Jan Wójcik
Rok temu wyłączono oświetlenie katedry w Kolonii, sprzeciwiając się protestom PEGIDy wobec narastającej imigracji do Niemiec.
Rok temu jednak jeszcze nie mówiono o kryzysie imigracyjnym. Rok temu niemieckie media masowo atakowały ruch niezadowolonych z islamizacji Europy, nawet nie przedstawiając ich postulatów.
Ponury obraz ciemnej kolońskiej katedry miał symbolizować protest przeciwko nietolerancji, a może stać się symbolem początków nowej epoki barbarzyństwa.
Sylwestrowe ataki dziczy w Kolonii, Hamburgu i Stuttgarcie przypominają plemienne wojny, w których chodzi o rozsianie swojego nasienia, poniżenie kobiet i mężczyzn, zniszczenie tkanki społecznej przeciwnika. To nie atak na osoby, a na całą społeczność.

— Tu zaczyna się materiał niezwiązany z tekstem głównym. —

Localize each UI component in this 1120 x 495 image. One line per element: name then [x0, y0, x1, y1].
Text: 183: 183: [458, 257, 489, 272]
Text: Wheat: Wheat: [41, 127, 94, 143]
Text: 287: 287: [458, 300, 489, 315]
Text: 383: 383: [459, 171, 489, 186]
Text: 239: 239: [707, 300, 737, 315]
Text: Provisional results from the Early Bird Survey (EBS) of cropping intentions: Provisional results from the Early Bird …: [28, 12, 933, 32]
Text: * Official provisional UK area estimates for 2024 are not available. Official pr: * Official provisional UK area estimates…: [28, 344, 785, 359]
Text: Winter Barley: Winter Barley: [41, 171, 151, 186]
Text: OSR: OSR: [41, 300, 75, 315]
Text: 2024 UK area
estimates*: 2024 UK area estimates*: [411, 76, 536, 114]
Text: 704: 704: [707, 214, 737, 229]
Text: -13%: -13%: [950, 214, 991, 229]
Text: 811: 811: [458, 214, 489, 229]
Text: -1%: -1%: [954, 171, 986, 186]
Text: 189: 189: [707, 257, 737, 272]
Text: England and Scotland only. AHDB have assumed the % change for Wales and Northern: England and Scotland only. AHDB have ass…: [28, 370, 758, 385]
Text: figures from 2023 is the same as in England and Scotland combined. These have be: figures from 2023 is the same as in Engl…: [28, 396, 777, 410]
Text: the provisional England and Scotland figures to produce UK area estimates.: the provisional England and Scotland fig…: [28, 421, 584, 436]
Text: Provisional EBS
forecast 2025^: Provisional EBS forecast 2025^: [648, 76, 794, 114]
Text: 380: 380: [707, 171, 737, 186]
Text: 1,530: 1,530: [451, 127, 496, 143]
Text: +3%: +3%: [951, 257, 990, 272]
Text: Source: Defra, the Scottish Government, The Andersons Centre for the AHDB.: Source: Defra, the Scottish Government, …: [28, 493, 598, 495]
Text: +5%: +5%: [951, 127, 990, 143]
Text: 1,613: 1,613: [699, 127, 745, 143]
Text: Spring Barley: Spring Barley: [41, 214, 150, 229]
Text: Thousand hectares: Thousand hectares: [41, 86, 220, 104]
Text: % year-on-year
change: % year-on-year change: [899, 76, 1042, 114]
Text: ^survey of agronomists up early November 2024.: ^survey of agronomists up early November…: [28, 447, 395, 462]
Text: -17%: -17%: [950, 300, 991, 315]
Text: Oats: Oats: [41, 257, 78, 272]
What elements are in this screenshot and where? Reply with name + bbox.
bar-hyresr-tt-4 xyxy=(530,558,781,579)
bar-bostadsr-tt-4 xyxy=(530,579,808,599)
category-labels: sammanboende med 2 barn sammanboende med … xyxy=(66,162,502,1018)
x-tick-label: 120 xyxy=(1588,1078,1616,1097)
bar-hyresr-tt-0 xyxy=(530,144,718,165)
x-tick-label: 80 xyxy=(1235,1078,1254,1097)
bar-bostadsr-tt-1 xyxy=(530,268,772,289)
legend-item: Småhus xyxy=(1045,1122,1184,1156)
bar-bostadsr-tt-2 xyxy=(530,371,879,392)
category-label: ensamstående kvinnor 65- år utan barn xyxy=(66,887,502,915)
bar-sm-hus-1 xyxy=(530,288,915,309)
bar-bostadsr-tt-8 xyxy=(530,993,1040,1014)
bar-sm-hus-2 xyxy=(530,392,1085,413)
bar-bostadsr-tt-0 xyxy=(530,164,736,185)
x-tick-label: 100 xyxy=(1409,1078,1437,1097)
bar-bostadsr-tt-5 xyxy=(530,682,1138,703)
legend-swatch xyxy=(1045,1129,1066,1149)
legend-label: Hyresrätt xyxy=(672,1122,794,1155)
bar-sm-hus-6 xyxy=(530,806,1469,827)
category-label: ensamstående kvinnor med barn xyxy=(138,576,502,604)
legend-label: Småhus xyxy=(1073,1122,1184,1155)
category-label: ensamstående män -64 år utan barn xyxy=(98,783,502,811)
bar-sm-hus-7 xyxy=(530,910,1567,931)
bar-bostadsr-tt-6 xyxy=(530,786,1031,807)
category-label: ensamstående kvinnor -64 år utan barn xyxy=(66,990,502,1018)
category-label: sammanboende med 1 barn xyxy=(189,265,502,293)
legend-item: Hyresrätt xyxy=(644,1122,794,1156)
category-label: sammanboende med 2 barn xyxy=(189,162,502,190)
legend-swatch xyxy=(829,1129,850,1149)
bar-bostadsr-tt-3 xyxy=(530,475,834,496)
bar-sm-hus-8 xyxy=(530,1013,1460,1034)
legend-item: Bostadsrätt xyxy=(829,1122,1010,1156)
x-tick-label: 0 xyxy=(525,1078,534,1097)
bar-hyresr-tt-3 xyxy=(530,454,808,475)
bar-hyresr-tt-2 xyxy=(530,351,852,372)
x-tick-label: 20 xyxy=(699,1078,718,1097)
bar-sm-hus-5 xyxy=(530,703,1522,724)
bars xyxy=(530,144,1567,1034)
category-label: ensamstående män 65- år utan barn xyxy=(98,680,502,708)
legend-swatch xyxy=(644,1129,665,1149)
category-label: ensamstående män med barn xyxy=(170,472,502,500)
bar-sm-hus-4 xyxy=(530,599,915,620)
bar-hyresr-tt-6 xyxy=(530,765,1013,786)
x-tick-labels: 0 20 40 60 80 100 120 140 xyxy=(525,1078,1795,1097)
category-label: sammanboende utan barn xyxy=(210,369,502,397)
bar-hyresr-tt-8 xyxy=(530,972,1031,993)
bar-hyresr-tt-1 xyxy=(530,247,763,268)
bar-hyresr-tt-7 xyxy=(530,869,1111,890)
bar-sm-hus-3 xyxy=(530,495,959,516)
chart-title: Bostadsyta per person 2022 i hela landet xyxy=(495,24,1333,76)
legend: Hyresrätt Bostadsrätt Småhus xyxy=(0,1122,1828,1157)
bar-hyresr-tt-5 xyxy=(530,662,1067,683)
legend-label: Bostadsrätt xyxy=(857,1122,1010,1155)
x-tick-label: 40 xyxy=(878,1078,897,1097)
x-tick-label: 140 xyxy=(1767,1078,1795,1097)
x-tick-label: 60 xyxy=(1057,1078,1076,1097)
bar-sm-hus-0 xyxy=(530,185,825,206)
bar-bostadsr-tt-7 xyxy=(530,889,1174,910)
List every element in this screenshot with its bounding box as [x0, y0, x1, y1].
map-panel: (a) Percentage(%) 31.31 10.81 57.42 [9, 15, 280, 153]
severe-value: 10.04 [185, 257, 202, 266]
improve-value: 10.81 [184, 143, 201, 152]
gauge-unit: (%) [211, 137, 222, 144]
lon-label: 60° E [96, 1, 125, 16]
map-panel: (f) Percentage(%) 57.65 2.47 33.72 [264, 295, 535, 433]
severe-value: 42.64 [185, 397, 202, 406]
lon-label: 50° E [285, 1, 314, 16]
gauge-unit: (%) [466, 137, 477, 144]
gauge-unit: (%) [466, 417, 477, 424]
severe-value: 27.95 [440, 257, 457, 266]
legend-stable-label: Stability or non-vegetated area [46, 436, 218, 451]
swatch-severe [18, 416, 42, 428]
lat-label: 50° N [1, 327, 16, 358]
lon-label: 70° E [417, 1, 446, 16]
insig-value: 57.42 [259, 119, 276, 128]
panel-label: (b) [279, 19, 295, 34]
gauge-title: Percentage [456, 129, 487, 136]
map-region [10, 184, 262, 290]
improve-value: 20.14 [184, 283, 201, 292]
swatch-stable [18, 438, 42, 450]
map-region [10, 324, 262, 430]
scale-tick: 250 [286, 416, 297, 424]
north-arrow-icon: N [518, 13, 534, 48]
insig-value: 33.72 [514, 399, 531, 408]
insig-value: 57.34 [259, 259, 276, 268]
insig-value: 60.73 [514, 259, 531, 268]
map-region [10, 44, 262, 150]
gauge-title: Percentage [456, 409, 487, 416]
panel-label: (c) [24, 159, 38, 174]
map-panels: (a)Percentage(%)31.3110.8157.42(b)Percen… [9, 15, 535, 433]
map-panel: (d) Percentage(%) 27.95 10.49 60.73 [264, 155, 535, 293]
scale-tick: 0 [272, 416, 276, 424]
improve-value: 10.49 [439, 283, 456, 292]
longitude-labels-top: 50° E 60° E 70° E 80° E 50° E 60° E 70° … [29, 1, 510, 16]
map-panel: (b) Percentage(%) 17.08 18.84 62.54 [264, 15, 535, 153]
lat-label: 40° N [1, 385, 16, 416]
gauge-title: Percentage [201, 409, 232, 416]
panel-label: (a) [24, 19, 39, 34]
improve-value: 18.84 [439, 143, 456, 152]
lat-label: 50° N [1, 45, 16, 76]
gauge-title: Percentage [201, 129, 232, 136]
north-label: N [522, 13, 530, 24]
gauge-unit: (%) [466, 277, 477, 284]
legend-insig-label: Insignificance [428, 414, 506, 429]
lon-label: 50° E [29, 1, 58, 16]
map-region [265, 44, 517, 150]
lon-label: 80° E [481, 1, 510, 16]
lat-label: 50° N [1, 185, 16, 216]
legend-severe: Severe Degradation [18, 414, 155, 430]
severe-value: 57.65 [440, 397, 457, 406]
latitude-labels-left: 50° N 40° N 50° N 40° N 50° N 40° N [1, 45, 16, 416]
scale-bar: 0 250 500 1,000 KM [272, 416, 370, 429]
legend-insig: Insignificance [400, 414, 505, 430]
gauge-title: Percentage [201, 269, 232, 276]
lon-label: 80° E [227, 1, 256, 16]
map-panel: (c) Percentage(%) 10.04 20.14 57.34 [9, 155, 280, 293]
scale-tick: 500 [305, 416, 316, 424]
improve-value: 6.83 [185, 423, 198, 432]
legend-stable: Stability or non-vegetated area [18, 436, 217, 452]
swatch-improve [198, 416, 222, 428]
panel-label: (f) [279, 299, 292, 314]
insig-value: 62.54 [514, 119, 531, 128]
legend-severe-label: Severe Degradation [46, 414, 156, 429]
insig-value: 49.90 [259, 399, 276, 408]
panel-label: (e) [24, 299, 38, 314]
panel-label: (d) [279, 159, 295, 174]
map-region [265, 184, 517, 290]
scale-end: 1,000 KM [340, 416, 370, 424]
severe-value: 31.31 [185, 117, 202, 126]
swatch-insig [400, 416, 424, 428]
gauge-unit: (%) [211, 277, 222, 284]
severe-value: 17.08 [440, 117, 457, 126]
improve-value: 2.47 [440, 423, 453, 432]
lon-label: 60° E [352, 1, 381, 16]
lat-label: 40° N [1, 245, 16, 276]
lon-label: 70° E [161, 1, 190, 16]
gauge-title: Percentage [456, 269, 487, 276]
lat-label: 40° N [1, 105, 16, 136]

Wobec tego ataku Niemcy zdają się być bezbronni.
Nikt nawet symbolicznie nie zgasi teraz świateł. Media, które polowały na najmniejsze potknięcia PEGIDy, z obawy przed odwetem tuszowały przez kilka dni sprawę masowych ataków seksualnych na niemieckie kobiety. Dyskusja o tym dopiero się zaczyna. Ważniejsza jest jednak poprawność polityczna, niż los ofiar. Henriette Reker, burmistrz Kolonii, udzieliła porad kobietom, z których wynikało, że to one mają dostosować się do obecności imigrantów, a wiele osób odebrało to jako przypisywanie ofiarom winy za napaści i gwałty.
W październiku 2015 roku Reker, wtedy jeszcze kandydatka, została ugodzona nożem przez przeciwnika imigracji. Po sylwestrowych „zabawach” imigrantów możemy spodziewać się, że w coraz większej liczbie domów kipi gniew. Prawdopodobnie im więcej takich zdarzeń, im więcej prób ich tuszowania, im więcej nieprzemyślanych wypowiedzi, z tym większą siłą ta tłumiona frustracja wybuchnie.